First of all: I’m always intrigued to see how writers develop, how they enlarge upon their main themes and how they improve their favorite motifs from one book to the next. (This isn’t the main point here, so I’m not going into details now, but my theory is that in fact, everyone has only two or three really interesting things to say in their life – but it can take a good while until someone finds the best possible form, genre or mode of expression for that two or three amazing thoughts. And I like to read the experimental, voice-finding pieces of someone’s life work, too, not only the masterpieces.)

And it was interesting to compare this novel with A Room With a View (I don’t mean any kind of deep and involved parallel reading – I only mean that I’ve read A Room With a View so many times that I almost know it by heart), and to encounter a huge number of motifs and themes Forster must have found so irresistible and enchanting that he quickly put them not just into one novel, but two. Just a couple of examples: the charm and dramatic and dramatizing power of Italy; the view (yes!) you can enjoy from the balconies of Italian houses and from the walls of Italian towns, the view that’s more than enough to completely change someone’s direction in life; the purple flowers blooming all over the Italian hillsides every spring; little babies (real or otherwise); and so on. And further, it’s interesting how the same motifs can have such a different effect in different novels.

The reason this novel surprised me is because I had no idea Forster’s writing could be so dark. (I had no idea that A Room With a View is supposed to be his lightest novel, and all the others are way darker.)

And I didn’t suspect anything at first – this novel, too, starts out lightly enough: with two young English ladies embarking on the Big Italian Adventure, which around 1900 wasn’t supposed to involve getting romantically entangled with attractive Mediterranean demigods – but as it is, exactly this happens here, while all the relatives and neighbors back in England watch with horror as the events unfold, and then decide to send a rescue team to save the hapless ladies from the misfortune – a misfortune they got into out of their own free will. (Of course, Italy is attractive only as long as the English tourist can observe and admire it from behind the safe wall of the Baedeker. The approved plans of „learning” Italy never involve any real, non-touristy interactions with the locals, and if any such interaction occurs, Italy immediately becomes a barbaric country whose inhabitants all harbor evil plots to rid the innocent English ladies and gentlemen of their money and good morals.)

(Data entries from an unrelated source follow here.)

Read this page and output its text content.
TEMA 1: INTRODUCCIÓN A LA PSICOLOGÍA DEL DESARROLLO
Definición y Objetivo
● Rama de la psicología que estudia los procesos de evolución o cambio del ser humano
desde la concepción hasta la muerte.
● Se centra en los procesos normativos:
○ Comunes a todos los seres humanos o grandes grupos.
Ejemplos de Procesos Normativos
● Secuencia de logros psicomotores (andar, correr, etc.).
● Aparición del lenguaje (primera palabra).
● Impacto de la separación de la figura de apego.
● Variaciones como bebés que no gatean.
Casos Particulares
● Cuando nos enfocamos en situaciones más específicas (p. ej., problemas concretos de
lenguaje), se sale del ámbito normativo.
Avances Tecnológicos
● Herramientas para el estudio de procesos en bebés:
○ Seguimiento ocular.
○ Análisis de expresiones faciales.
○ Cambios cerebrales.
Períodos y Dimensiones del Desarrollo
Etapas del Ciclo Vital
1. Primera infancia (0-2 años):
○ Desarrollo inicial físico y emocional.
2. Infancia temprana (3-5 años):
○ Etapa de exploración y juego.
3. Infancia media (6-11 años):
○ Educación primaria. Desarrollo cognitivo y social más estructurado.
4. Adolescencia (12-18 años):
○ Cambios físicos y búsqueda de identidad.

Anyway, up until this point, the novel is lighthearted and funny enough – then the mood turns gradually darker, and I don’t even realize how we suddenly get to topics such as gender equality; the cultural differences between countries, and how these differences might be insurmountable; and the possibly mortally dangerous English stiffness, cold blood, and hysterical regularity. To illustrate these points, Forster makes rather brutal things happen to his characters, and he doesn’t stop at being just nicely ironic and gently sarcastic. (He does these, too, of course – and with such wit and charm that he immediately climbs right next to Jane Austen on my fictitious list of top English authors who can make the most devastating remarks while maintaining a perfectly innocent face.)

I don’t mind, by the way, that this novel is pretty sombre. What I do mind a bit is that Forster doesn’t always seem to be in control, and it feels as if he wasn’t exactly sure what he wanted with his characters and what road he wanted them to take. (Additionally, it seems he wasn’t sure what the characters want from each other, either.) But perhaps this is again the effect of Italy – that someone who used to be a moderately boring, moderately annoying, not particularly attractive neighbor in the good-natured world of rural England magically becomes a goddess in Italy. It’s possible, I guess – it’s only that Forster doesn’t manage to convince me how these things occur.

(If I ever found myself in Monteriano, though, I’d make sure to look for the places mentioned in the novel because even if Forster seems somewhat uncertain about his characters, he is absolutely sure about the magic of Monteriano. It’s a pity that Monteriano probably doesn’t exist.)